Ronda la inmortalidad en los últimos segundos del año. Se escuchan campanazos, choques de copas y gritos descontrolados. La alegría que genera la ilusión de un nuevo comienzo, es inequivocamente curiosa ya que es lo mismo pasar de diciembre a enero que de junio a julio, o de cualquier lunes a cualquier martes, sin embargo hay cierto misticismo en el primero y entiendo que así sea.
Cambia el año y con este dejamos atrás las cosas feas que han pasado. Ya no son de este tiempo. Las hacemos parecer de antaño.
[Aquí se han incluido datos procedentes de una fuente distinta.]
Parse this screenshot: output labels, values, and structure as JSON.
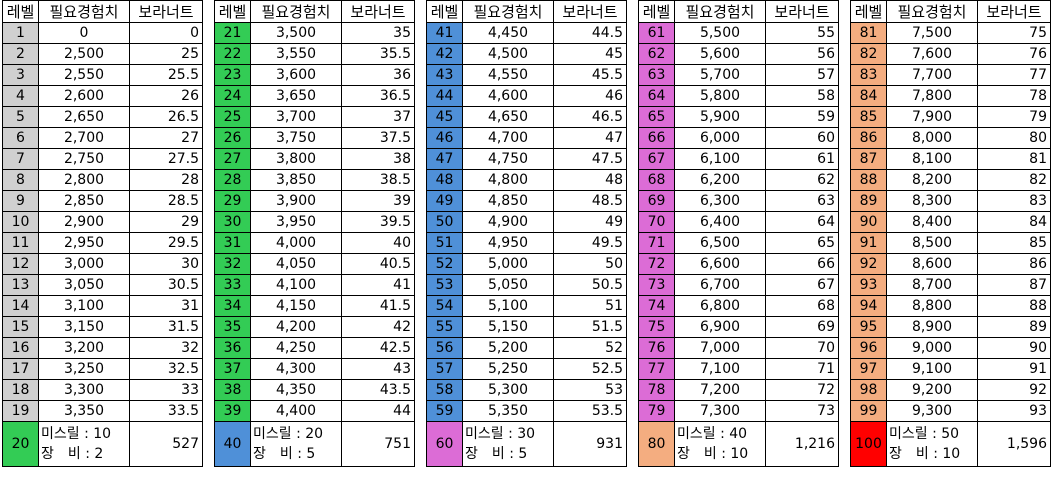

Jugamos con nuestra propia mente, engañandola con la antigüedad de los eventos que más nos lastimaron. Cerramos cicatrices mientras cerramos el año. Heridas que, quizás, no estaban listas para sanar. Entonces, de vez en cuando, se abren y arden queriendo llamar la atención de ese humano que las obligó a formar cascaritas. Lloran en un llanto mudo que su propio creador intenta, con todas sus fuerzas, omitir.
Pero, aunque pasen los años y se sientan, paulatinamente, menos ardientes, si no les damos tiempo y atención, siempre, siempre, estarán allí, buscando su curso natural. Buscando cerrar a su momento, sin importar el tiempo que el calendario ha de marcar.